Engineers at RMIT University in Australia have developed a novel building material that combines cardboard, soil, and water to create structural elements with about one-quarter of concrete’s carbon footprint. The innovation, called cardboard-confined rammed earth, requires no cement, is recyclable, and costs less than a third of conventional concrete options, tells Tech Xplore.
The idea builds on traditional rammed earth construction, which compacts soil (often with cement additives) into forms to create sturdy walls. The RMIT team replaced rigid formwork with cardboard tubes, which both shape and confine the earth while it cures. Because cardboard is lightweight, more sustainable, and often a waste product, this method also reduces the volume of discarded cardboard heading to landfills.
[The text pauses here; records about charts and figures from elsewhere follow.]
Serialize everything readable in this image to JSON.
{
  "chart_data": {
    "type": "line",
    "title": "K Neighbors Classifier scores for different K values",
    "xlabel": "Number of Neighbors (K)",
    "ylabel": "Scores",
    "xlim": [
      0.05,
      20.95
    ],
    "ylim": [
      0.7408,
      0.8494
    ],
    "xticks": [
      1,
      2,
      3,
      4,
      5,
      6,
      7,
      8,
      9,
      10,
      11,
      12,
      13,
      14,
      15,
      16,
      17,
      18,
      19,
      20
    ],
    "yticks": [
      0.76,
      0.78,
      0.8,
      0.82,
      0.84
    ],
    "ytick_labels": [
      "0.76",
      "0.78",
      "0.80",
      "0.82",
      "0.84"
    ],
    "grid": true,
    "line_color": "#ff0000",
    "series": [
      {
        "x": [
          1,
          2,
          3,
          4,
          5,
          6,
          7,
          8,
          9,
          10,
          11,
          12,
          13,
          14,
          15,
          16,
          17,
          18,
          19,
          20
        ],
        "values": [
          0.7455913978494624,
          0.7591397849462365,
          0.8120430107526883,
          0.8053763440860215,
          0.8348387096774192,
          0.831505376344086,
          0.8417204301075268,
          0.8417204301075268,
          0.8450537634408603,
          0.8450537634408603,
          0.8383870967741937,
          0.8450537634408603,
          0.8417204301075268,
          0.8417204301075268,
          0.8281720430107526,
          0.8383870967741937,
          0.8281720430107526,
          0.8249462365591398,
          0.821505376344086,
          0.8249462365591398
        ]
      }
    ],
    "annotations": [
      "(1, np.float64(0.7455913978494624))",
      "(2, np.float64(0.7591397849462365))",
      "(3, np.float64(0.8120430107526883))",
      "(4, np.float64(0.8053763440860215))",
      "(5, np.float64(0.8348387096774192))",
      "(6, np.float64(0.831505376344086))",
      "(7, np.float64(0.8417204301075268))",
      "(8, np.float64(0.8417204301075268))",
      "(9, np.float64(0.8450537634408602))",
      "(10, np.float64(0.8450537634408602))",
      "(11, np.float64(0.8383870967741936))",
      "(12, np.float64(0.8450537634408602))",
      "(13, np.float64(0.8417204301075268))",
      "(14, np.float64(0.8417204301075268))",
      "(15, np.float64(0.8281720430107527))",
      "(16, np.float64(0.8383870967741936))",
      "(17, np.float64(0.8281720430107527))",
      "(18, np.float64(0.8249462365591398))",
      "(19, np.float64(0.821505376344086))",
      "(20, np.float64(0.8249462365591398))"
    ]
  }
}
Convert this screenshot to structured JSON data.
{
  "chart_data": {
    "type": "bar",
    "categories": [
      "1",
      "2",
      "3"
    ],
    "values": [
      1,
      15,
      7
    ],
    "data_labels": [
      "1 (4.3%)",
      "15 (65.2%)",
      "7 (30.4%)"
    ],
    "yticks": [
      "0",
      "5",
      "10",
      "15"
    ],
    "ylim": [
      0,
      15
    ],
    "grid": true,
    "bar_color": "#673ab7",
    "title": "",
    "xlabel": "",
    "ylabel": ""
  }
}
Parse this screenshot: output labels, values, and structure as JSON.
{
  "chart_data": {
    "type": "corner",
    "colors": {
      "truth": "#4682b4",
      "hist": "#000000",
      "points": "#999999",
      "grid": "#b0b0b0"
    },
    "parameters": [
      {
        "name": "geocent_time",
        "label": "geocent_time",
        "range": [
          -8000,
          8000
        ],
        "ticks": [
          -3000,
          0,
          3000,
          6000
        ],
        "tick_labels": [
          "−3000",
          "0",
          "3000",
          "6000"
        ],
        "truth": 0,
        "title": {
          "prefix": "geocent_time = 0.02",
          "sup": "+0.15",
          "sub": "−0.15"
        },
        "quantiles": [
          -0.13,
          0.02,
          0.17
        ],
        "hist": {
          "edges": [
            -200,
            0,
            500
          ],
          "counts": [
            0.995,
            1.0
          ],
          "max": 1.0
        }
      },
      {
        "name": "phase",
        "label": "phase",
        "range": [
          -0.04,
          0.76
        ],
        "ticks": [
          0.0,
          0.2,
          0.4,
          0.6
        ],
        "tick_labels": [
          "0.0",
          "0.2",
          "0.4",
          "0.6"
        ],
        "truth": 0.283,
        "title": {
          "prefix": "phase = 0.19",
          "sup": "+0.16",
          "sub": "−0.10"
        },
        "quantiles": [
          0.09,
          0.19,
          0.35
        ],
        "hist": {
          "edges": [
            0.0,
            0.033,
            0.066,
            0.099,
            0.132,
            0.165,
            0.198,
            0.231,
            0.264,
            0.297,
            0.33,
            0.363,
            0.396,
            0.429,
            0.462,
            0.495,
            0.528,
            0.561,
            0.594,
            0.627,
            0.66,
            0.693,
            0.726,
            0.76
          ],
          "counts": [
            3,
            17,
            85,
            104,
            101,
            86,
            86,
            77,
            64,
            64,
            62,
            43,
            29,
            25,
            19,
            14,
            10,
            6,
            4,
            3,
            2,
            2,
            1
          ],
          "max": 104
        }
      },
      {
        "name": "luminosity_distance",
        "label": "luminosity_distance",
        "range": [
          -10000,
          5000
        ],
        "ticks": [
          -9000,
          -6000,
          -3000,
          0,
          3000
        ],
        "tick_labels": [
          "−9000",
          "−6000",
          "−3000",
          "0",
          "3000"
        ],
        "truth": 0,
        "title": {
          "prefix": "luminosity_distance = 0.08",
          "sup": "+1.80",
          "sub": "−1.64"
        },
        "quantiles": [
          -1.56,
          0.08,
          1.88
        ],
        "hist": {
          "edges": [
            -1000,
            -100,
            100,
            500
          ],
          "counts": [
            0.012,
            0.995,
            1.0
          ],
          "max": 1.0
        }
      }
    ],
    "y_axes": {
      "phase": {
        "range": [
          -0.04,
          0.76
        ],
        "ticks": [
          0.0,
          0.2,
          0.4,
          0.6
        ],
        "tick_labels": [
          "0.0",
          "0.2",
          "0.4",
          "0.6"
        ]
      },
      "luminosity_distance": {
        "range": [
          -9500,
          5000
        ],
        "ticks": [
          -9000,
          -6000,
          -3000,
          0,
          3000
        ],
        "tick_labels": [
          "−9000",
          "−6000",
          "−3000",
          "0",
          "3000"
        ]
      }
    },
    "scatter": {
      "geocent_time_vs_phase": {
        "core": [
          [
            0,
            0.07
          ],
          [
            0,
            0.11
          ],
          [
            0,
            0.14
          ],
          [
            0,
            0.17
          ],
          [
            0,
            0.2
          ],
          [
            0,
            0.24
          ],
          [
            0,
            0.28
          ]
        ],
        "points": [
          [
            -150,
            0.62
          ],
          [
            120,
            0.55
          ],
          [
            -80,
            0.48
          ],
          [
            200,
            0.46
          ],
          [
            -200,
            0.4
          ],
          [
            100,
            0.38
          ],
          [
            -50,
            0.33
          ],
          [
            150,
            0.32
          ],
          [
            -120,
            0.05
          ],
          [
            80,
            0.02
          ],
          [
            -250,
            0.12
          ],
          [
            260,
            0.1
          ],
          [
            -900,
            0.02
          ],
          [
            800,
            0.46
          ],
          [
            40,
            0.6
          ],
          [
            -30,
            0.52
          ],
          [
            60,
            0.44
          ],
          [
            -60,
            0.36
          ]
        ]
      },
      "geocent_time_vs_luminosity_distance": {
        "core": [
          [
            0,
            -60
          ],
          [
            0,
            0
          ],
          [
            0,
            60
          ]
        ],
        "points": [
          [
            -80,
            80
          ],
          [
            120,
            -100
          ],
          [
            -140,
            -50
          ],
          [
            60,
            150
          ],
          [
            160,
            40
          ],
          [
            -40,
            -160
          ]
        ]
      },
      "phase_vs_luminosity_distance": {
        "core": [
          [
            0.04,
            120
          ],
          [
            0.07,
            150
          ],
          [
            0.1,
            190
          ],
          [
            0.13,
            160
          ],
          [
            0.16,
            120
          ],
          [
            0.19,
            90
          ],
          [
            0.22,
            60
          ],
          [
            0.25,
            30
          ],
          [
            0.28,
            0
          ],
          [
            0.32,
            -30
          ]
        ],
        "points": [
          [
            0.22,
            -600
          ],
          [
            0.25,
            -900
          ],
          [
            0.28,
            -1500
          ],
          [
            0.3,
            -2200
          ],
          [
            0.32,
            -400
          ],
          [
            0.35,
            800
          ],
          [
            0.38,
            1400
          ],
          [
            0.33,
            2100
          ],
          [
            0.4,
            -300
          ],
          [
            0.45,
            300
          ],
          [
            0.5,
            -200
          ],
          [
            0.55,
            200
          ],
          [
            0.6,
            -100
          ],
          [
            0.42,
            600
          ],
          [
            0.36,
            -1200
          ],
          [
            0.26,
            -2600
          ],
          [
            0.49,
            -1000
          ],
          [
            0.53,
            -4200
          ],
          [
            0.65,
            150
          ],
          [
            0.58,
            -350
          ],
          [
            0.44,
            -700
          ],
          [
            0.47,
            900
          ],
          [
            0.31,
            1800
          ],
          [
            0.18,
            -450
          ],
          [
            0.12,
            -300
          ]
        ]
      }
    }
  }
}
Practically, this approach enables on-site fabrication. Builders can haul cardboard tubes rather than bulky concrete or brick, then compact local soil and water inside them. In remote or resource-constrained areas, where soil is abundant, such a system could significantly reduce transport costs, simplify logistics, and lower upfront material demands. The thermal mass of the Earth gives interior temperature stability, minimizing reliance on active cooling systems in hot climates.
The research also explores how the thickness of cardboard affects the mechanical strength of the structure. In parallel, the team has tested combining rammed earth with carbon fiber reinforcement, yielding strength comparable to high-performance concrete in laboratory settings.
While the concept is still early stage, the authors are actively seeking industry partnerships to refine and scale it. If successful, cardboard-confined rammed earth could shift how we think about sustainable construction, i.e., prioritizing local materials, lower carbon impact, and circular lifecycle over heavy, cement-based methods.